Dabigatran: patient management in specific clinical settings

Wiener klinische Wochenschrift > Ausgabe 17-18/2014
MD Paul Alexander Kyrle, MD Konrad Binder, MD Sabine Eichinger, MD Reinhold Függer, MD Bernd Gollackner, MD J. Michael Hiesmayr, MD Kurt Huber, MD Wielfried Lang, MD Peter Perger, MD Peter Quehenberger, MD Franz X. Roithinger, MD Sabine Schmaldienst, MD Ansgar Weltermann, MD Hans Domanovits


Dabigatran, a direct thrombin inhibitor, is licensed for the prevention of venous thromboembolism after knee and hip replacement, the prevention of stroke and systemic embolism in patients with non-valvular atrial fibrillation and for the treatment of acute venous thromboembolism. As dabigatran has a favourable benefit–risk profile, it is being increasingly used.
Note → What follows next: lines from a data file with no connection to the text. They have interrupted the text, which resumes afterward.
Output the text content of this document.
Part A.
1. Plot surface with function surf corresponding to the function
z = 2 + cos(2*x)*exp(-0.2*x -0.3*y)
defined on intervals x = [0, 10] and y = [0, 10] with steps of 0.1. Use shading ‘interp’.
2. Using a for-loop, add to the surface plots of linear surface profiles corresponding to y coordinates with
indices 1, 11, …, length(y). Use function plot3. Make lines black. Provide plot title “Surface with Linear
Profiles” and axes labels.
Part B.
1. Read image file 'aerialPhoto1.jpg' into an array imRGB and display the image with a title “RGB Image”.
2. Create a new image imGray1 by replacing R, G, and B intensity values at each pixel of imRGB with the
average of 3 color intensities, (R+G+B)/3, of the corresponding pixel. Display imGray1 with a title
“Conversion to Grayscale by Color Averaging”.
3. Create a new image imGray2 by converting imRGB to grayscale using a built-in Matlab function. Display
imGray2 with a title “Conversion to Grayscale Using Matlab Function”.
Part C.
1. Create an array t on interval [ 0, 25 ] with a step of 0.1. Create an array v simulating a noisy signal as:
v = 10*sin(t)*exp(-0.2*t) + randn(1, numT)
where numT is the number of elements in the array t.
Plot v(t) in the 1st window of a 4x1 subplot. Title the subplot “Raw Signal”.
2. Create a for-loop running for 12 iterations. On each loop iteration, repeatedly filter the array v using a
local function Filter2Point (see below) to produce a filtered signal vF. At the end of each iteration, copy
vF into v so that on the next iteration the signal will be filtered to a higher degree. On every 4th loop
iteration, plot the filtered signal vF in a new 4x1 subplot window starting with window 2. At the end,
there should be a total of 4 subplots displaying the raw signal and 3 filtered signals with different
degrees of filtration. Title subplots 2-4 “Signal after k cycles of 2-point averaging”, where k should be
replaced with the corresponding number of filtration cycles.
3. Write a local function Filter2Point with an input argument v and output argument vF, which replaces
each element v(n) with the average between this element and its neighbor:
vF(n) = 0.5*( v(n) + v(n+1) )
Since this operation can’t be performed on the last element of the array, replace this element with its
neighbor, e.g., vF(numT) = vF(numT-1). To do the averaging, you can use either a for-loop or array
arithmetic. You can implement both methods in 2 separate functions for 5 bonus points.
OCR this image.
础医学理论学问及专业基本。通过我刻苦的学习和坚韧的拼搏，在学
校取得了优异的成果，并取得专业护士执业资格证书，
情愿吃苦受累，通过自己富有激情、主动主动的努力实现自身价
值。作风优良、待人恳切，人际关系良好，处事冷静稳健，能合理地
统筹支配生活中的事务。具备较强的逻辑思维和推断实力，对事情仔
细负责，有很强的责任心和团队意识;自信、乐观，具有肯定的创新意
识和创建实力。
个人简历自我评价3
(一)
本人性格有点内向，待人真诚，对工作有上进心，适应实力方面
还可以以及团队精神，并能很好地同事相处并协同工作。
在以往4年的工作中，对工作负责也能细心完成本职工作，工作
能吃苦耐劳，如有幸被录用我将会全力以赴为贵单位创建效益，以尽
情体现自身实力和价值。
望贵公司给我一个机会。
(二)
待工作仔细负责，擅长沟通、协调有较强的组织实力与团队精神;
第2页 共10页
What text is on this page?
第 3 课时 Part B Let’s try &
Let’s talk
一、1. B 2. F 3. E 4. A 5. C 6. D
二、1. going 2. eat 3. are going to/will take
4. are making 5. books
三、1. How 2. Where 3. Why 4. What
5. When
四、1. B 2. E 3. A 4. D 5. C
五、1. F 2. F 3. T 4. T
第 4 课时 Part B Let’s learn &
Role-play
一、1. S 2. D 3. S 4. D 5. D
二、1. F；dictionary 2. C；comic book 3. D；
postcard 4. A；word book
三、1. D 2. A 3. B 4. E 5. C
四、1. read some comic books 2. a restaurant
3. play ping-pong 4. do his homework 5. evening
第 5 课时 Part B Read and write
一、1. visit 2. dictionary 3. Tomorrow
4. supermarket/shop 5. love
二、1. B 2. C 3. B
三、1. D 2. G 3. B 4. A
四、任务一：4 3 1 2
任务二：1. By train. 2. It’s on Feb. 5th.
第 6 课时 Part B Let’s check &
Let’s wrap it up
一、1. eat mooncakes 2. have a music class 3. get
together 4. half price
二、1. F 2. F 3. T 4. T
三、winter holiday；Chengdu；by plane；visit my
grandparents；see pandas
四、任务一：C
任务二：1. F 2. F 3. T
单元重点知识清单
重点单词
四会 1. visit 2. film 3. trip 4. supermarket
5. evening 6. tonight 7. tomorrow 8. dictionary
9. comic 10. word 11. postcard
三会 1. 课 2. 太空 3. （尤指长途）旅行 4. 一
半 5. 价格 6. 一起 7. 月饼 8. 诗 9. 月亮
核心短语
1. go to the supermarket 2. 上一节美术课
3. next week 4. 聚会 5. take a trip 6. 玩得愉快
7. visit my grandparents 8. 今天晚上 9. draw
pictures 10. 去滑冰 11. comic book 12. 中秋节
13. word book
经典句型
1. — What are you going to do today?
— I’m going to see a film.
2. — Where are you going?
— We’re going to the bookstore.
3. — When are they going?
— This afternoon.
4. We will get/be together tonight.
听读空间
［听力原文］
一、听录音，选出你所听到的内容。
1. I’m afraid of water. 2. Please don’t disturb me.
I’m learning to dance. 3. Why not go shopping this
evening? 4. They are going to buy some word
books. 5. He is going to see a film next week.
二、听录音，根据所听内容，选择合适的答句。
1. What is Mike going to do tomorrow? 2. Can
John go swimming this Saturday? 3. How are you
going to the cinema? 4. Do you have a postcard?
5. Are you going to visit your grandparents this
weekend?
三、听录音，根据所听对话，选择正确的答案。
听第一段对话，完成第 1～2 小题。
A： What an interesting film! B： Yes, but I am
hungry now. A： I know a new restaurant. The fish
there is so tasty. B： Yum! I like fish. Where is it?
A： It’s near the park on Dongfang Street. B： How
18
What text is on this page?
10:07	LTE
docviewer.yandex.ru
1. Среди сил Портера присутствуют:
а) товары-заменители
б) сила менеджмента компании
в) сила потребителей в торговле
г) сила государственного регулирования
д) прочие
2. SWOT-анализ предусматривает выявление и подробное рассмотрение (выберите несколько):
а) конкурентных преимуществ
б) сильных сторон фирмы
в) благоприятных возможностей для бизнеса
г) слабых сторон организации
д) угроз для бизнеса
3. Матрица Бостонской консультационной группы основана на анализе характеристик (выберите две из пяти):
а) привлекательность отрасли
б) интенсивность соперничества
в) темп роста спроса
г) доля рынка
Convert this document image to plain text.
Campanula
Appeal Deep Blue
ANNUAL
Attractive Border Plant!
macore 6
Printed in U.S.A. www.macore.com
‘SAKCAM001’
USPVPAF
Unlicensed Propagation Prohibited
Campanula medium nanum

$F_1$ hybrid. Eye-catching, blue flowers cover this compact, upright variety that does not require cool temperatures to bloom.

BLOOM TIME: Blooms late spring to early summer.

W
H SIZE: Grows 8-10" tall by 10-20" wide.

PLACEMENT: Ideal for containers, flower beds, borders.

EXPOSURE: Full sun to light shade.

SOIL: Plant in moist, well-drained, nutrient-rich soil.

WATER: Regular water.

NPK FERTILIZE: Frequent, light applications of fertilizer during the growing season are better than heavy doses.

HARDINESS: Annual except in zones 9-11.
Dabigatran differs from vitamin K antagonists as regards its pharmacological characteristics and its impact on certain laboratory tests, and also in the lack of a direct antagonist that can reverse dabigatran-induced anticoagulation. In emergency settings such as acute bleeding, emergency surgery, acute coronary syndrome, thrombolysis for ischaemic stroke or overdosing, specific strategies are required. A working group of experts from various disciplines has developed strategies for the management of dabigatran-treated patients in emergency settings.